Boston Bruins Win Streak Ends At 12 Thanks To Arch-Rival Montreal
The Boston Bruins came up one short of matching their longest winning streak since the 1970-71 season, when their arch-rival Montreal Canadiens handed the Bruins their first taste of defeat since the first day of March Monday night at TD Garden in Boston. But it took not only the full 60 minutes but an overtime period and four rounds of a tie-breaking shootout for Montreal to stop the Bruins’ streak.
The longest winning streak in NHL history belongs to the 1992-93 Pittsburgh Penguins, led by the Hall of Fame tandem of Mario Lemieux and Jaromir Jagr, who recorded an incredible 17 straight wins.
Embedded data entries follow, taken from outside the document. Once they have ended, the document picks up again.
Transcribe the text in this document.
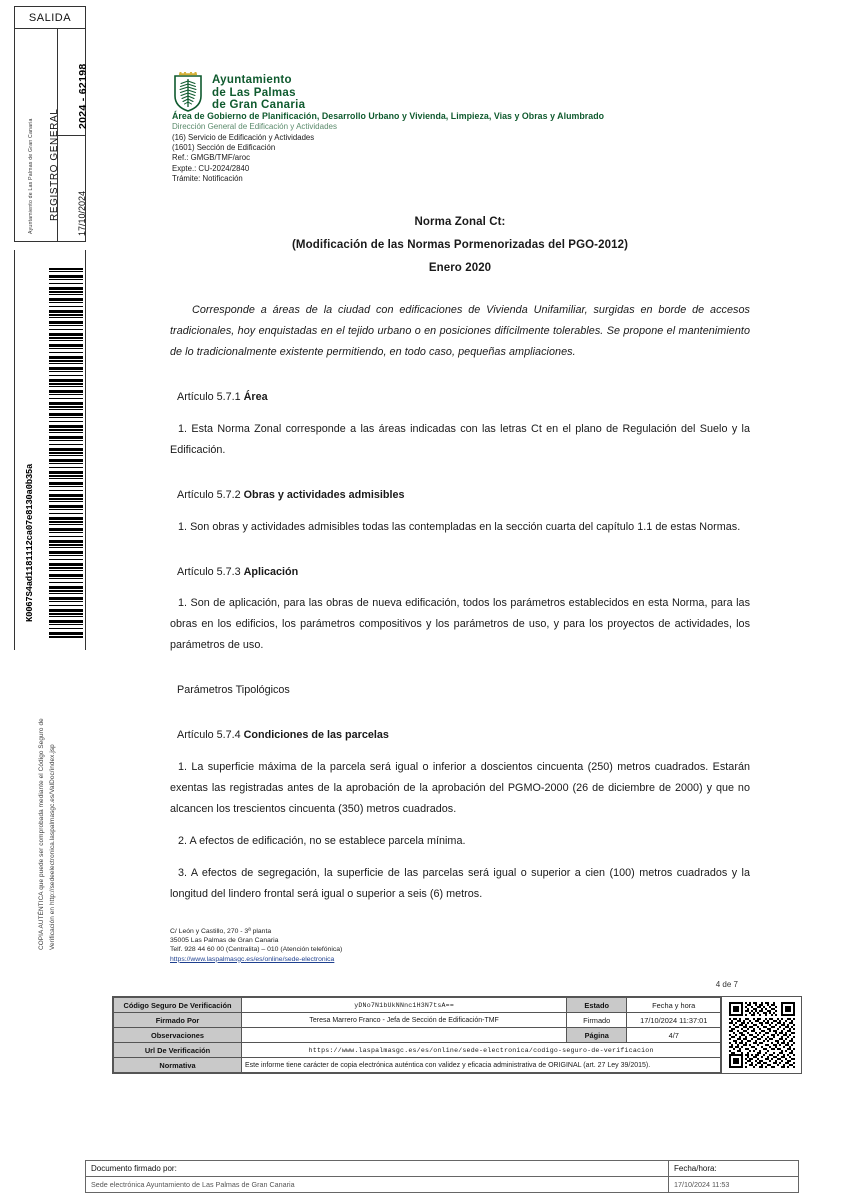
SALIDA
Ayuntamiento de Las Palmas de Gran Canaria REGISTRO GENERAL
2024 - 62198
17/10/2024
K0067S4ad1181112ca07e8130a0b35a
COPIA AUTÉNTICA que puede ser comprobada mediante el Código Seguro de Verificación en http://sedeelectronica.laspalmasgc.es/ValDoc/index.jsp
Ayuntamiento
de Las Palmas
de Gran Canaria
Área de Gobierno de Planificación, Desarrollo Urbano y Vivienda, Limpieza, Vias y Obras y Alumbrado
Dirección General de Edificación y Actividades
(16) Servicio de Edificación y Actividades
(1601) Sección de Edificación
Ref.: GMGB/TMF/aroc
Expte.: CU-2024/2840
Trámite: Notificación
Norma Zonal Ct:
(Modificación de las Normas Pormenorizadas del PGO-2012)
Enero 2020

Corresponde a áreas de la ciudad con edificaciones de Vivienda Unifamiliar, surgidas en borde de accesos tradicionales, hoy enquistadas en el tejido urbano o en posiciones difícilmente tolerables. Se propone el mantenimiento de lo tradicionalmente existente permitiendo, en todo caso, pequeñas ampliaciones.

Artículo 5.7.1 Área

1. Esta Norma Zonal corresponde a las áreas indicadas con las letras Ct en el plano de Regulación del Suelo y la Edificación.

Artículo 5.7.2 Obras y actividades admisibles

1. Son obras y actividades admisibles todas las contempladas en la sección cuarta del capítulo 1.1 de estas Normas.

Artículo 5.7.3 Aplicación

1. Son de aplicación, para las obras de nueva edificación, todos los parámetros establecidos en esta Norma, para las obras en los edificios, los parámetros compositivos y los parámetros de uso, y para los proyectos de actividades, los parámetros de uso.

Parámetros Tipológicos
Artículo 5.7.4 Condiciones de las parcelas

1. La superficie máxima de la parcela será igual o inferior a doscientos cincuenta (250) metros cuadrados. Estarán exentas las registradas antes de la aprobación de la aprobación del PGMO-2000 (26 de diciembre de 2000) y que no alcancen los trescientos cincuenta (350) metros cuadrados.

2. A efectos de edificación, no se establece parcela mínima.

3. A efectos de segregación, la superficie de las parcelas será igual o superior a cien (100) metros cuadrados y la longitud del lindero frontal será igual o superior a seis (6) metros.

C/ León y Castillo, 270 - 3ª planta
35005 Las Palmas de Gran Canaria
Telf. 928 44 60 00 (Centralita) – 010 (Atención telefónica)
https://www.laspalmasgc.es/es/online/sede-electronica
4 de 7
Código Seguro De Verificación	yDNo7N1bUkNNnc1H3N7tsA==	Estado	Fecha y hora
Firmado Por	Teresa Marrero Franco - Jefa de Sección de Edificación-TMF	Firmado	17/10/2024 11:37:01
Observaciones		Página	4/7
Url De Verificación	https://www.laspalmasgc.es/es/online/sede-electronica/codigo-seguro-de-verificacion		
Normativa	Este informe tiene carácter de copia electrónica auténtica con validez y eficacia administrativa de ORIGINAL (art. 27 Ley 39/2015).		
Documento firmado por:	Fecha/hora:
Sede electrónica Ayuntamiento de Las Palmas de Gran Canaria	17/10/2024 11:53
The Boston Bruins hold the third-longest NHL winning streak with 14 consecutive victories in 1929-30, an NHL record that stood for more than 50 years until the 1982 New York Islanders won 15 straight.
In 1930, the NHL had only 10 teams, each playing a 44-game regular season schedule, compared to today when the league has 30 teams and plays an 82-game regular season.
Bruins Coach Claude Julien said that travel fatigue was a factor in the streak-breaking loss, in which the Bruins were held scoreless until a power play goal from Patrice Bergeron with just 5:26 remaining the third period saved Boston and ultimately sent the game into overtime.
“It was the typical game that teams play when they come back off one of those road trips,” said the Bruins coach. “Like I said, we played in three different time zones. Yesterday, it was almost a five-hour flight back from Phoenix.”
The Bruins’ recent road trip took them to New Jersey and Denver before a Saturday night game in Phoenix. They returned home to play the hated Habs Monday.
A shootout goal by Montreal’s Alex Galchenyuk over sprawling Boston goaltender Tuukka Rask, after the Bruins missed four straight attempts at the other end, gave Montreal the victory.
The Canadiens after the game revealed that they were actually rooting for their rivals to win in Phoenix Saturday — so they could be the ones to snap the streak.
“We were kind of hoping Boston would come back to win so we would get the chance to knock them off,” said Montreal’s Dale Wiese “Boston-Montreal is a big rivalry, and for us this is a potential playoff matchup down the road, so we want to put a little doubt in their mind that we’re a hard team to play against.”
Despite the loss, the Bruins remain one just of three NHL teams to have already clinched a playoff berth, and the only Eastern Conference team to do so, with just 10 games remaining in the regular season. Boston sits atop the Atlantic Division with 104 points, 17 ahead of Montreal and Tampa Bay with 87 each.